Long December Days:32

†12月18日早朝

文成が目を覚ますと、そこは一面の銀世界であった。見渡す限り雪化粧である。積雪にはかなりの厚みがあり、とても柔らかい。手をつくだけでずぶずぶと沈んでいく。困惑する内心を隠すように、文成は自身の電脳を確認する。時刻は朝五時半。現在地は自宅の自室。何者かが干渉していることも、エラーメッセージもなし。その証拠に未来視をすると、自分の部屋が映る。自分の部屋で呆然とした顔で座っている自分の顔が、よく見える。しかし、一つだけ現実世界ではありえないことが起こっていることに気がついた。電脳通信のありとあらゆるチャンネルに許容量を上回るほどのノイズが送られ続けているのだ。それもノイズは全て人間を粘土のように千切ってこね合わせたと思われる肉塊の画像ファイルと、男とも女ともつかない声音で「こっちに来い」と「どうしてこんなことに」という言葉を様々な言語で繰り返す音声ファイルで統一されている。不快感の余り、文成は電脳通信の受信を全てオフにして、送信も、ソフィアが心配しないように「事務所で本を読むのに忙しいからハルを迎えに行くことはできない。それから、僕は2、3日事務所から動かないかもしれないが、元気だろうから特に気にしないでくれ」というメッセージを送って、オフにしてしまう。そして、改めて自分の右手を見ると、青銅の鍵が――鈍い光を発しながら――あった。

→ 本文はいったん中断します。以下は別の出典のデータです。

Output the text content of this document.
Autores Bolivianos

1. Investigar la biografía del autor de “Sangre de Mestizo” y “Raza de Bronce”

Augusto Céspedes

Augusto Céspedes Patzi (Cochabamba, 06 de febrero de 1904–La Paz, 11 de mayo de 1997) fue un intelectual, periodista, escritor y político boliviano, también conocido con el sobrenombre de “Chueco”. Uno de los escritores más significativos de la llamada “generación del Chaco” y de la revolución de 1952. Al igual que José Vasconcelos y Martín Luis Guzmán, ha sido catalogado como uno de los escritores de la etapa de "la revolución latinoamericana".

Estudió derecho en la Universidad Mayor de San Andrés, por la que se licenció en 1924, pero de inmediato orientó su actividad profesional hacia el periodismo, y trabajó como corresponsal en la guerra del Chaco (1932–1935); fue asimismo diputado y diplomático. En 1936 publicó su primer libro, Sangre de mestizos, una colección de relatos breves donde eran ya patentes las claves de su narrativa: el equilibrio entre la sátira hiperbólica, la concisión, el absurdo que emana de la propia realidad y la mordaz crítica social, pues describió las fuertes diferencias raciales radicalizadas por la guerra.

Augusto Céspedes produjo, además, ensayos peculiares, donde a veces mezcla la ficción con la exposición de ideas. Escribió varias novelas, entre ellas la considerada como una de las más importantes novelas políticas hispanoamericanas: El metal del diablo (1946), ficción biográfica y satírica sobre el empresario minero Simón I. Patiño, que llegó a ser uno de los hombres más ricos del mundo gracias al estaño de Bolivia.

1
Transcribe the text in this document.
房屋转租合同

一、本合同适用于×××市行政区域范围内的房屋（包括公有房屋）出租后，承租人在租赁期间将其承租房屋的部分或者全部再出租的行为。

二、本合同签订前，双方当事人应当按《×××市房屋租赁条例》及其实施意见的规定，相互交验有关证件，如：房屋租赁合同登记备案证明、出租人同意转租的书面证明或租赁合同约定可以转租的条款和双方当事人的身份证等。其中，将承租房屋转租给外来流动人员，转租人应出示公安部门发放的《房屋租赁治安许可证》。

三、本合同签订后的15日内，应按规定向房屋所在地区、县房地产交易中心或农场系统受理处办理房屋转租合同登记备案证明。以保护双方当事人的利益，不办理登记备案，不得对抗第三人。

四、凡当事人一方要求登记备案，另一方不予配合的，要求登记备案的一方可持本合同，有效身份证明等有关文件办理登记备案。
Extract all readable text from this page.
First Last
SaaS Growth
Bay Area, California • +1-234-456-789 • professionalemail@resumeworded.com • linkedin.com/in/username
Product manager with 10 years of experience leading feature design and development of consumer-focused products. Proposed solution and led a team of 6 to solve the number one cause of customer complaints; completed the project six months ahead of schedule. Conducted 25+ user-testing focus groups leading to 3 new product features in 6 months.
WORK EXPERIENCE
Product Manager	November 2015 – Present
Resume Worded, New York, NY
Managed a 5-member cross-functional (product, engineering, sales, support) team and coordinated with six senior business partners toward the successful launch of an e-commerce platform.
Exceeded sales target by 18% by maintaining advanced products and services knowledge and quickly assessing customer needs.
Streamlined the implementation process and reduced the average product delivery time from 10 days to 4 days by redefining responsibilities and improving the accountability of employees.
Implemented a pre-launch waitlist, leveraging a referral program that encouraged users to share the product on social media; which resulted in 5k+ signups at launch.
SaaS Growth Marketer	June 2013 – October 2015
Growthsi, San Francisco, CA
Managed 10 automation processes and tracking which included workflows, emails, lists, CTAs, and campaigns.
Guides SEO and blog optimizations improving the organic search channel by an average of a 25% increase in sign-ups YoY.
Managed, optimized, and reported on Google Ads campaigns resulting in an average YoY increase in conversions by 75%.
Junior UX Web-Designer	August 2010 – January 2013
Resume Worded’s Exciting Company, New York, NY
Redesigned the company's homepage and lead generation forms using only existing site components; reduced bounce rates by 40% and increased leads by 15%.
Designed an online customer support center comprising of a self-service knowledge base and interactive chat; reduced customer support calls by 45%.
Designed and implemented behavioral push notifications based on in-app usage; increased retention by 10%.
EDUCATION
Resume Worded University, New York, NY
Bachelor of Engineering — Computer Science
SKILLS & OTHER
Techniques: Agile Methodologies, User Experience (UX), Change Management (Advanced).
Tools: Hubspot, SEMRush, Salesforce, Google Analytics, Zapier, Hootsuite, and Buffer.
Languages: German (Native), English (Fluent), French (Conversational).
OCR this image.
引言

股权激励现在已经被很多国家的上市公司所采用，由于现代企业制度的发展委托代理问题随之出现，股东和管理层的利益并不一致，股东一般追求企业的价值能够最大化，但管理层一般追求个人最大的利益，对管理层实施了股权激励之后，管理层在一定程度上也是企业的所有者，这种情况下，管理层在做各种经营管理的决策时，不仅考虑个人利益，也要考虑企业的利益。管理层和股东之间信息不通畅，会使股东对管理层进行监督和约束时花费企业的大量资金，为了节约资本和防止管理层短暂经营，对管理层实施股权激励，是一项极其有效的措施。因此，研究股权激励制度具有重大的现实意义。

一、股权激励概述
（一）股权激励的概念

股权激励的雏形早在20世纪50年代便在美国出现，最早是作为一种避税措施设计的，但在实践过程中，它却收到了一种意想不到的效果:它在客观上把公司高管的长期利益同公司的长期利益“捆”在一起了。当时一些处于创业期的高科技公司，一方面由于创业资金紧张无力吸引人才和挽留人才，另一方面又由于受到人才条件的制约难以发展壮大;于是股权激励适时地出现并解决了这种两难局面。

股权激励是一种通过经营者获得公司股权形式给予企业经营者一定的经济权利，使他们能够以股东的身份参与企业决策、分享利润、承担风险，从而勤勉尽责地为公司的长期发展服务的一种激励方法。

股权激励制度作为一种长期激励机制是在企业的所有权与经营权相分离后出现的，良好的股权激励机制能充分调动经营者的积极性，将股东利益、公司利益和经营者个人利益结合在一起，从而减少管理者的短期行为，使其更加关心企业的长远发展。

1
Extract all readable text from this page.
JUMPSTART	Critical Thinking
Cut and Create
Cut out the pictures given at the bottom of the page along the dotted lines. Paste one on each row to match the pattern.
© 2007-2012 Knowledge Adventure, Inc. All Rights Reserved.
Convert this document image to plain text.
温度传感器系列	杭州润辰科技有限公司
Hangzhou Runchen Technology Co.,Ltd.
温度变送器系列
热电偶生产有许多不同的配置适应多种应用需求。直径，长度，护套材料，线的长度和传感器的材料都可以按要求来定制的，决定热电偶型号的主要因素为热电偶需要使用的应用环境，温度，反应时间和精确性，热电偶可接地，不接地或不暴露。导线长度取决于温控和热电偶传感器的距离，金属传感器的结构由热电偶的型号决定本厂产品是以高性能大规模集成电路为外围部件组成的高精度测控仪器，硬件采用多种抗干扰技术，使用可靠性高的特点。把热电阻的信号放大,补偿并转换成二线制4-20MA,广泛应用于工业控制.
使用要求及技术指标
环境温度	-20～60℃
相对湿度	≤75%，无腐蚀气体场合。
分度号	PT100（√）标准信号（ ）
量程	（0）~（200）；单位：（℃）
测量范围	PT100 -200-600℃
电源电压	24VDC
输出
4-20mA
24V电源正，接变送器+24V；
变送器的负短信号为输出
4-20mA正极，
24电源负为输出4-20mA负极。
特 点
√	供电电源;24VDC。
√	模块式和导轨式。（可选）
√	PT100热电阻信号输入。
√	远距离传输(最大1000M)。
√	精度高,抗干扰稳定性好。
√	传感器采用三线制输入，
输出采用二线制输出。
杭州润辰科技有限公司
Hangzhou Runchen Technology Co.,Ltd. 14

『はじめまして、白雪文成。少しあなたとお話がしたくて、ネルに来ていただきました。少々乱暴な手段を取ってしまったと反省しているのですが、どうかわたくしとお話する時間を取っては頂けませんか?』

青銅の鍵を握り締めて、銀世界を自宅の景色で上書きしようと試みた瞬間、文成の電脳の中に声が響く。若い女の声だ。

「断る。僕を帰してくれ」

間髪入れずに文成が答えると、心底残念そうな口調で若い女の声が再び響く。

『そんな冷たいことをおっしゃらないでくださいませ。そんなことをなさるのでしたらわたくし、悲しさの余りあなたの大切なものを壊してしまいますわ。記憶も、お友達も全て』

文成は青銅の鍵を使う時、常に未来視も並行しながら行っている。そうすれば、未来に起こることがらを確定することができるだろうと判断してのことであった。だから、動じることなく文成は言う。

「要求に応じないとなったら脅すのか。随分下品で愚かな男なんだな」

そう、女の声を使っているだけで相手は男だ。挑発すれば簡単に頭に血が上り、正常な判断ができなくなる。そうなれば簡単に外に出ることができるはずだ。文成はそう考えた。